A host and hostess can themselves, by the very atmosphere they create,

become an unconscious element of interruption to table-talk. To insure

fluent conversation at table, hosts must be free from worry; they must

cultivate imperturbability; they must be able to ignore or smile at any

accident which might happen "in the best regulated family." There is

nothing more distasteful to guests than to observe that their host is

anxious lest the arrangements of the hostess miscarry, or that their

hostess is making herself quite wretched by a fear that the dishes will

not be prepared to perfection, or over the breaking of some choice bit

of crystal.

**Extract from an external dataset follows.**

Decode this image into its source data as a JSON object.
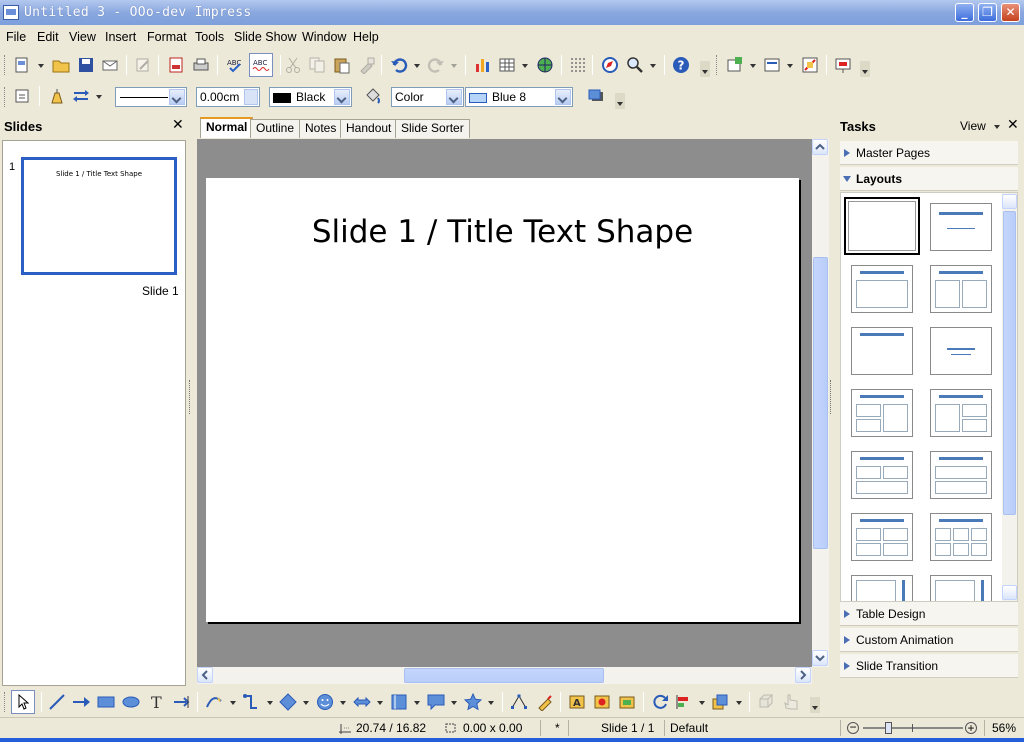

At a dinner recently I saw the hostess nervous enough to

weep over an accident which demolished a treasured salad bowl; and the

result was that it took strong effort on the part of a self-sacrificing

and friendly guest to keep up the pleasant flow of talk. How much more

tactful and delightful was the manner in which another hostess treated a

similar situation. The guests were startled by a crash in the butler's

pantry, and every one knew from the tinkling sound that it was cut

glass. After a few words of instruction quietly given, the hostess

laughingly said, "I hope there is enough glass in reserve so that none

of you dear people will have to drink champagne from teacups." This was

not only a charming, informal way of smoothing out an awkward situation,

but it gave the poor butler the necessary confidence to finish serving

the dinner. Had the hostess been upset over the affair her agitation

would have been communicated to the servants; and instead of one mishap

there might have been several. A hostess should still "be mistress of

herself tho China fall." In dinner-giving, as in life, it is the part

of genius to turn disaster into advantage. "I was once at a

dinner-party," said an accomplisht diner-out, "apparently of undertakers

hired to mourn for the joints and birds in the dishes, when part of the

ceiling fell. From that moment the guests were as merry as crickets."

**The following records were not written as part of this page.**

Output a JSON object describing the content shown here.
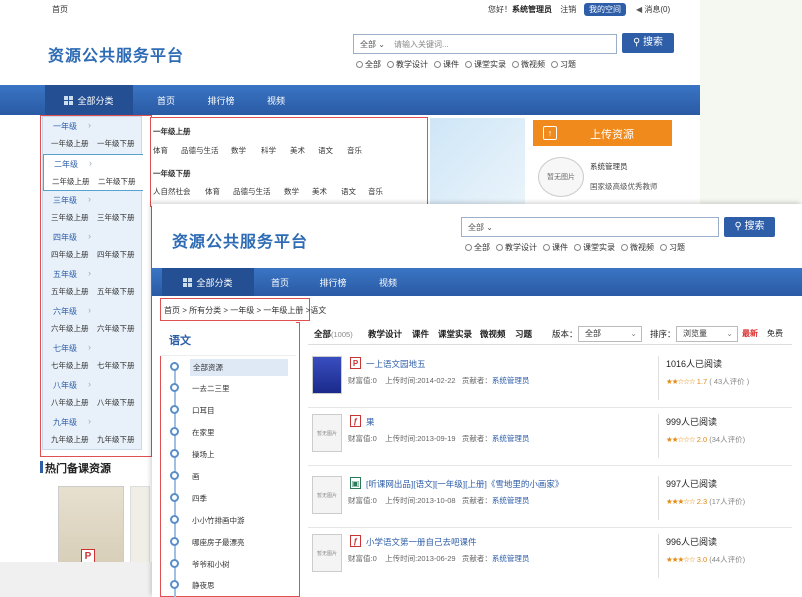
{
  "back": {
    "topbar": {
      "home": "首页",
      "greeting": "您好！",
      "user": "系统管理员",
      "logout": "注销",
      "my_space": "我的空间",
      "messages": "消息(0)"
    },
    "logo": "资源公共服务平台",
    "search": {
      "scope": "全部",
      "placeholder": "请输入关键词...",
      "button": "搜索"
    },
    "filters": [
      "全部",
      "教学设计",
      "课件",
      "课堂实录",
      "微视频",
      "习题"
    ],
    "nav": {
      "category": "全部分类",
      "items": [
        "首页",
        "排行榜",
        "视频"
      ]
    },
    "grades": [
      {
        "name": "一年级",
        "up": "一年级上册",
        "down": "一年级下册"
      },
      {
        "name": "二年级",
        "up": "二年级上册",
        "down": "二年级下册"
      },
      {
        "name": "三年级",
        "up": "三年级上册",
        "down": "三年级下册"
      },
      {
        "name": "四年级",
        "up": "四年级上册",
        "down": "四年级下册"
      },
      {
        "name": "五年级",
        "up": "五年级上册",
        "down": "五年级下册"
      },
      {
        "name": "六年级",
        "up": "六年级上册",
        "down": "六年级下册"
      },
      {
        "name": "七年级",
        "up": "七年级上册",
        "down": "七年级下册"
      },
      {
        "name": "八年级",
        "up": "八年级上册",
        "down": "八年级下册"
      },
      {
        "name": "九年级",
        "up": "九年级上册",
        "down": "九年级下册"
      }
    ],
    "subpanel": {
      "up_title": "一年级上册",
      "up_subjects": [
        "体育",
        "品德与生活",
        "数学",
        "科学",
        "美术",
        "语文",
        "音乐"
      ],
      "down_title": "一年级下册",
      "down_subjects": [
        "人自然社会",
        "体育",
        "品德与生活",
        "数学",
        "美术",
        "语文",
        "音乐"
      ]
    },
    "upload": "上传资源",
    "profile": {
      "name": "系统管理员",
      "desc": "国家级高级优秀教师",
      "avatar_text": "暂无图片"
    },
    "hot_title": "热门备课资源"
  },
  "front": {
    "logo": "资源公共服务平台",
    "search": {
      "scope": "全部",
      "button": "搜索"
    },
    "filters": [
      "全部",
      "教学设计",
      "课件",
      "课堂实录",
      "微视频",
      "习题"
    ],
    "nav": {
      "category": "全部分类",
      "items": [
        "首页",
        "排行榜",
        "视频"
      ]
    },
    "breadcrumb": [
      "首页",
      "所有分类",
      "一年级",
      "一年级上册",
      "语文"
    ],
    "sidebar": {
      "title": "语文",
      "items": [
        "全部资源",
        "一去二三里",
        "口耳目",
        "在家里",
        "操场上",
        "画",
        "四季",
        "小小竹排画中游",
        "哪座房子最漂亮",
        "爷爷和小树",
        "静夜思"
      ]
    },
    "tabs": {
      "all": "全部",
      "all_count": "(1005)",
      "items": [
        "教学设计",
        "课件",
        "课堂实录",
        "微视频",
        "习题"
      ]
    },
    "version_label": "版本：",
    "version_value": "全部",
    "sort_label": "排序：",
    "sort_value": "浏览量",
    "sort_new": "最新",
    "sort_free": "免费",
    "results": [
      {
        "title": "一上语文园地五",
        "money": "财富值:0",
        "date": "上传时间:2014-02-22",
        "author_label": "贡献者：",
        "author": "系统管理员",
        "reads": "1016人已阅读",
        "stars": "★★☆☆☆",
        "score": "1.7",
        "reviews": "( 43人评价 )",
        "icon": "P",
        "thumb": ""
      },
      {
        "title": "果",
        "money": "财富值:0",
        "date": "上传时间:2013-09-19",
        "author_label": "贡献者：",
        "author": "系统管理员",
        "reads": "999人已阅读",
        "stars": "★★☆☆☆",
        "score": "2.0",
        "reviews": "(34人评价)",
        "icon": "ƒ",
        "thumb": "暂无图片"
      },
      {
        "title": "[听课网出品][语文][一年级][上册]《雪地里的小画家》",
        "money": "财富值:0",
        "date": "上传时间:2013-10-08",
        "author_label": "贡献者：",
        "author": "系统管理员",
        "reads": "997人已阅读",
        "stars": "★★★☆☆",
        "score": "2.3",
        "reviews": "(17人评价)",
        "icon": "▣",
        "thumb": "暂无图片"
      },
      {
        "title": "小学语文第一册自己去吧课件",
        "money": "财富值:0",
        "date": "上传时间:2013-06-29",
        "author_label": "贡献者：",
        "author": "系统管理员",
        "reads": "996人已阅读",
        "stars": "★★★☆☆",
        "score": "3.0",
        "reviews": "(44人评价)",
        "icon": "ƒ",
        "thumb": "暂无图片"
      }
    ]
  }
}
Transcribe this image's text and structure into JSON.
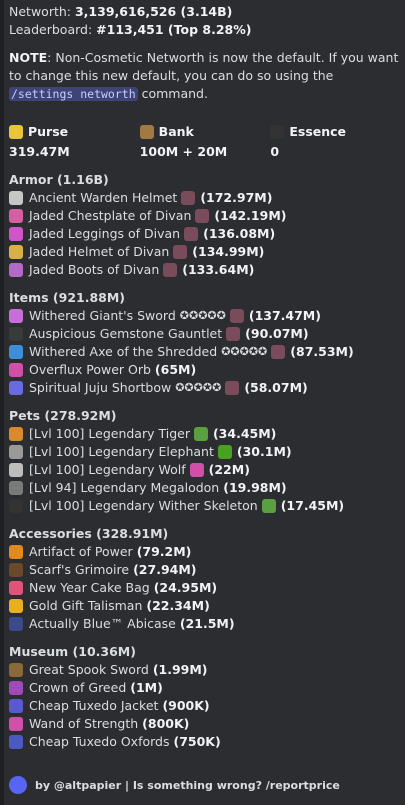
{
  "header": {
    "networth_label": "Networth:",
    "networth_value": "3,139,616,526 (3.14B)",
    "leaderboard_label": "Leaderboard:",
    "leaderboard_value": "#113,451 (Top 8.28%)"
  },
  "note": {
    "bold": "NOTE",
    "text1": ": Non-Cosmetic Networth is now the default. If you want to change this new default, you can do so using the ",
    "command": "/settings networth",
    "text2": " command."
  },
  "stats": [
    {
      "label": "Purse",
      "value": "319.47M",
      "icon": "gold-ingot-icon",
      "color": "#e8c53a"
    },
    {
      "label": "Bank",
      "value": "100M + 20M",
      "icon": "chest-icon",
      "color": "#a07a42"
    },
    {
      "label": "Essence",
      "value": "0",
      "icon": "coal-block-icon",
      "color": "#333333"
    }
  ],
  "sections": [
    {
      "title": "Armor (1.16B)",
      "items": [
        {
          "name": "Ancient Warden Helmet",
          "stars": "",
          "value": "(172.97M)",
          "icon": "helmet-icon",
          "color": "#c7c7c7",
          "extra": "gemstone-icon",
          "extra_color": "#7a4b5a"
        },
        {
          "name": "Jaded Chestplate of Divan",
          "stars": "",
          "value": "(142.19M)",
          "icon": "chestplate-icon",
          "color": "#d55fa3",
          "extra": "gemstone-icon",
          "extra_color": "#7a4b5a"
        },
        {
          "name": "Jaded Leggings of Divan",
          "stars": "",
          "value": "(136.08M)",
          "icon": "leggings-icon",
          "color": "#d055c8",
          "extra": "gemstone-icon",
          "extra_color": "#7a4b5a"
        },
        {
          "name": "Jaded Helmet of Divan",
          "stars": "",
          "value": "(134.99M)",
          "icon": "helmet-icon",
          "color": "#d8b046",
          "extra": "gemstone-icon",
          "extra_color": "#7a4b5a"
        },
        {
          "name": "Jaded Boots of Divan",
          "stars": "",
          "value": "(133.64M)",
          "icon": "boots-icon",
          "color": "#b46ac8",
          "extra": "gemstone-icon",
          "extra_color": "#7a4b5a"
        }
      ]
    },
    {
      "title": "Items (921.88M)",
      "items": [
        {
          "name": "Withered Giant's Sword",
          "stars": "✪✪✪✪✪",
          "value": "(137.47M)",
          "icon": "sword-icon",
          "color": "#c86ed8",
          "extra": "gemstone-icon",
          "extra_color": "#7a4b5a"
        },
        {
          "name": "Auspicious Gemstone Gauntlet",
          "stars": "",
          "value": "(90.07M)",
          "icon": "gauntlet-icon",
          "color": "#3a3a3a",
          "extra": "gemstone-icon",
          "extra_color": "#7a4b5a"
        },
        {
          "name": "Withered Axe of the Shredded",
          "stars": "✪✪✪✪✪",
          "value": "(87.53M)",
          "icon": "axe-icon",
          "color": "#3f8fd8",
          "extra": "gemstone-icon",
          "extra_color": "#7a4b5a"
        },
        {
          "name": "Overflux Power Orb",
          "stars": "",
          "value": "(65M)",
          "icon": "orb-icon",
          "color": "#d04fa8",
          "extra": "",
          "extra_color": ""
        },
        {
          "name": "Spiritual Juju Shortbow",
          "stars": "✪✪✪✪✪",
          "value": "(58.07M)",
          "icon": "bow-icon",
          "color": "#6a6ae0",
          "extra": "gemstone-icon",
          "extra_color": "#7a4b5a"
        }
      ]
    },
    {
      "title": "Pets (278.92M)",
      "items": [
        {
          "name": "[Lvl 100] Legendary Tiger",
          "stars": "",
          "value": "(34.45M)",
          "icon": "tiger-icon",
          "color": "#d88a2c",
          "extra": "pet-item-icon",
          "extra_color": "#5aa040"
        },
        {
          "name": "[Lvl 100] Legendary Elephant",
          "stars": "",
          "value": "(30.1M)",
          "icon": "elephant-icon",
          "color": "#9a9a9a",
          "extra": "pet-item-icon",
          "extra_color": "#4aa020"
        },
        {
          "name": "[Lvl 100] Legendary Wolf",
          "stars": "",
          "value": "(22M)",
          "icon": "wolf-icon",
          "color": "#bdbdbd",
          "extra": "pet-item-icon",
          "extra_color": "#d04fa8"
        },
        {
          "name": "[Lvl 94] Legendary Megalodon",
          "stars": "",
          "value": "(19.98M)",
          "icon": "megalodon-icon",
          "color": "#7a7a7a",
          "extra": "",
          "extra_color": ""
        },
        {
          "name": "[Lvl 100] Legendary Wither Skeleton",
          "stars": "",
          "value": "(17.45M)",
          "icon": "wither-skeleton-icon",
          "color": "#333333",
          "extra": "pet-item-icon",
          "extra_color": "#5aa040"
        }
      ]
    },
    {
      "title": "Accessories (328.91M)",
      "items": [
        {
          "name": "Artifact of Power",
          "stars": "",
          "value": "(79.2M)",
          "icon": "artifact-icon",
          "color": "#e08a20",
          "extra": "",
          "extra_color": ""
        },
        {
          "name": "Scarf's Grimoire",
          "stars": "",
          "value": "(27.94M)",
          "icon": "grimoire-icon",
          "color": "#6a4a2a",
          "extra": "",
          "extra_color": ""
        },
        {
          "name": "New Year Cake Bag",
          "stars": "",
          "value": "(24.95M)",
          "icon": "cake-bag-icon",
          "color": "#e0547a",
          "extra": "",
          "extra_color": ""
        },
        {
          "name": "Gold Gift Talisman",
          "stars": "",
          "value": "(22.34M)",
          "icon": "gift-icon",
          "color": "#e8b020",
          "extra": "",
          "extra_color": ""
        },
        {
          "name": "Actually Blue™ Abicase",
          "stars": "",
          "value": "(21.5M)",
          "icon": "abicase-icon",
          "color": "#3a4a8a",
          "extra": "",
          "extra_color": ""
        }
      ]
    },
    {
      "title": "Museum (10.36M)",
      "items": [
        {
          "name": "Great Spook Sword",
          "stars": "",
          "value": "(1.99M)",
          "icon": "sword-icon",
          "color": "#8a6a3a",
          "extra": "",
          "extra_color": ""
        },
        {
          "name": "Crown of Greed",
          "stars": "",
          "value": "(1M)",
          "icon": "crown-icon",
          "color": "#a04ab8",
          "extra": "",
          "extra_color": ""
        },
        {
          "name": "Cheap Tuxedo Jacket",
          "stars": "",
          "value": "(900K)",
          "icon": "jacket-icon",
          "color": "#5a5ad0",
          "extra": "",
          "extra_color": ""
        },
        {
          "name": "Wand of Strength",
          "stars": "",
          "value": "(800K)",
          "icon": "wand-icon",
          "color": "#d04fa8",
          "extra": "",
          "extra_color": ""
        },
        {
          "name": "Cheap Tuxedo Oxfords",
          "stars": "",
          "value": "(750K)",
          "icon": "boots-icon",
          "color": "#4a5ac0",
          "extra": "",
          "extra_color": ""
        }
      ]
    }
  ],
  "footer": {
    "text": "by @altpapier | Is something wrong? /reportprice",
    "avatar_color": "#5865f2"
  }
}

Interrupting within the conversational group is perhaps the most

insufferable of all impediments to rippling talk; and interruptions from

without are quite as intolerable. What pleasure is there in conversation

between two people, or among three or four, when the thought is

interrupted every other remark? Frequent references to subjects entirely

foreign to the topic under discussion give conversation much the same

jerky, sputtering ineffectualness as sticking a spigot momentarily in a

faucet prevents an even flow of water from a tank. People who have any

feeling for really good conversation do not allow needless hindrances to

destroy the continuity and joy of their intercourse with friends and

acquaintances. And people who do permit these interruptions are not

conversationalists; they are mere drivelers.